Is there any way to create a property like this C# property in Objective-C?

public int prop { get; protected set;}

Essentially, I want to make it possible to get the value from outside the class, but to only be able to set the value from within the class.

+1  A: 

I believe you are looking for the readonly attribute on the @property

@property (readonly) NSInteger prop;

Read more here.

keno
But then doesn't that require me to access the value behind it directly rather than using the property?
Jason Baker
yup, if you want to set the value only within the class then you don't really need to use the self.prop syntax ... you would simply reference prop directly. The readonly attribute guarantees that anything outside your class can only get the value but never set it
keno
This is an incomplete answer; you can redeclare the property in a class extension to make it readwrite.
Barry Wark
+1  A: 

There's no way to make methods @private/@protected in ObjC, these compiler directoves apply only on instance variables. You can, however, declare a static C function in the same file to get a "@private" method.

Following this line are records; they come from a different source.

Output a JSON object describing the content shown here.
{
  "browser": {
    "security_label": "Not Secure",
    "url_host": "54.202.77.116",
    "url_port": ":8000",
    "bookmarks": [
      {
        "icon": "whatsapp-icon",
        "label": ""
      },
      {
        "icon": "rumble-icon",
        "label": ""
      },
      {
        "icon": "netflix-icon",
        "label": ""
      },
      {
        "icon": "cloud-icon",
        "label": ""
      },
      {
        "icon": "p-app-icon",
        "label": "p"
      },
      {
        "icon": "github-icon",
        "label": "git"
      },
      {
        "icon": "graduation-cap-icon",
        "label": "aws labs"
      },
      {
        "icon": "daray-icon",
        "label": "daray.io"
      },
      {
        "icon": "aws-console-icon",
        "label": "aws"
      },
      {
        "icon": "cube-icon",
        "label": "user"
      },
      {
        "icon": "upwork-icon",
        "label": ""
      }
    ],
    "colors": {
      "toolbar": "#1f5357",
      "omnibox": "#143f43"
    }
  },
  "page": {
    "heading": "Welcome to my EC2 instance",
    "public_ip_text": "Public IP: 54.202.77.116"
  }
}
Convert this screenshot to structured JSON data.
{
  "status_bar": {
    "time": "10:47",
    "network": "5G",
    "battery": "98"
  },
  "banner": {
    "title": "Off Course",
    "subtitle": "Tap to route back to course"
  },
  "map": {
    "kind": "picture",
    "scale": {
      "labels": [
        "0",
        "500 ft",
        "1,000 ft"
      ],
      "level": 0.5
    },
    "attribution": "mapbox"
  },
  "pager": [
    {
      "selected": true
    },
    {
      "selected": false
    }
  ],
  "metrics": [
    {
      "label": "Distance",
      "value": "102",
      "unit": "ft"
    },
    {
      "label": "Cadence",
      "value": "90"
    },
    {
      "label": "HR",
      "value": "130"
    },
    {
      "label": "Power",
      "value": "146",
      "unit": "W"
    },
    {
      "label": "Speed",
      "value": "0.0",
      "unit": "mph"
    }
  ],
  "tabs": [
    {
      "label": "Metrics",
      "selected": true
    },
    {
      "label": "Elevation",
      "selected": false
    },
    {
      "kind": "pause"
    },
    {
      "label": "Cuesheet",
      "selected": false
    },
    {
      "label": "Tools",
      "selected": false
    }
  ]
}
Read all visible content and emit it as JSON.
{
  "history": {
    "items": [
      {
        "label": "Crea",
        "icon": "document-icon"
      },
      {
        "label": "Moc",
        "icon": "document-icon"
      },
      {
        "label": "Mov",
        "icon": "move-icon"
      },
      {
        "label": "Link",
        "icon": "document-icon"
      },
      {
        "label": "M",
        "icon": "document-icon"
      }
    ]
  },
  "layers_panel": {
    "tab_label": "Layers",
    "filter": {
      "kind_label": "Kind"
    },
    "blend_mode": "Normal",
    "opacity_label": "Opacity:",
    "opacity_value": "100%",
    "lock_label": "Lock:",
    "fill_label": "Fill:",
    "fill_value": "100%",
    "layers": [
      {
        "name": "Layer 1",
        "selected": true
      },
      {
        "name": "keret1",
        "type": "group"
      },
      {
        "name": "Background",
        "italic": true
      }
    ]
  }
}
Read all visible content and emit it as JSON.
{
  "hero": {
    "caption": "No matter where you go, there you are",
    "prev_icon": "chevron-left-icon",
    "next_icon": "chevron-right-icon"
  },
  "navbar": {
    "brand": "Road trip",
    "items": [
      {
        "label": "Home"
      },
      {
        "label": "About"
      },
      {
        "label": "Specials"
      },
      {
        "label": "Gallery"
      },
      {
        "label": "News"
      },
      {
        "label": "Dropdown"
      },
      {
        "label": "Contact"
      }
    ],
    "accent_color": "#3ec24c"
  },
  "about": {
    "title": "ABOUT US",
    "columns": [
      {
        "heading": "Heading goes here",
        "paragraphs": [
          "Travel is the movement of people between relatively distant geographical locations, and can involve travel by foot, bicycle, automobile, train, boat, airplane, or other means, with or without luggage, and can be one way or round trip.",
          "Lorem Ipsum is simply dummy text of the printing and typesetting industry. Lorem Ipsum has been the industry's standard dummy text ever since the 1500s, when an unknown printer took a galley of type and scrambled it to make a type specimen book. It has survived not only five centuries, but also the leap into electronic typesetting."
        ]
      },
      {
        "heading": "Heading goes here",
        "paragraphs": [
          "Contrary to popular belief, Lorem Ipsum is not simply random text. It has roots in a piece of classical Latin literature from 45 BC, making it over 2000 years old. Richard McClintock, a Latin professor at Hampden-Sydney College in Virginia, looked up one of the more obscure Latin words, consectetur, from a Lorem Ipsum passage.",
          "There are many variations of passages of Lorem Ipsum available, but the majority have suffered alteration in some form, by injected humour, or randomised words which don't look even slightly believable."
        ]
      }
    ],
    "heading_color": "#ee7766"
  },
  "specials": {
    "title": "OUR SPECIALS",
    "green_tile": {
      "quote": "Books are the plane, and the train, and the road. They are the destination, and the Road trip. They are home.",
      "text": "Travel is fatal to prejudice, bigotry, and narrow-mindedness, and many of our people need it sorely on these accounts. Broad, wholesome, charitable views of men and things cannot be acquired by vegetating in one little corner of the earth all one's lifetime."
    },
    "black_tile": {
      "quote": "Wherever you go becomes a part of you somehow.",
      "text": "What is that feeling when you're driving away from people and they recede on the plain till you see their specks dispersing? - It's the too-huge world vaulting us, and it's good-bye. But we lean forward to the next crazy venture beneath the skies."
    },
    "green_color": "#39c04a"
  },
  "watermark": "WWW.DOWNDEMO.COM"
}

keno's answer seems like most correct way of achieving this.

arul
+4  A: 

The easiest way to accomplish this is to declare the property as readonly in the public interface for MyClass (i.e. the .h file):

@property (readonly) NSInteger prop;

Then, in .m file for that class, declare a class extension (a category with an empty name). In class extensions, you may redeclare a @property to change its writeability to readwrite:

@interface MyClass ()
@property (readwrite) NSInteger prop;
@end

@implementation MyClass
@synthesize prop;
...
@end

Of course, Objective-C does not enforce access restrictions, so there's nothing stopping some rogue code from calling -[MyClass setProp:]. The compiler will flag this as a warning, however, which is as good as you can get in Objective-C. Unfortunately, there is no standard way to document this "protected" writeable property to subclasses; you'll have to settle on a convention for your team and or put it in the public documentation for the class if it's in a framework that you're going to release.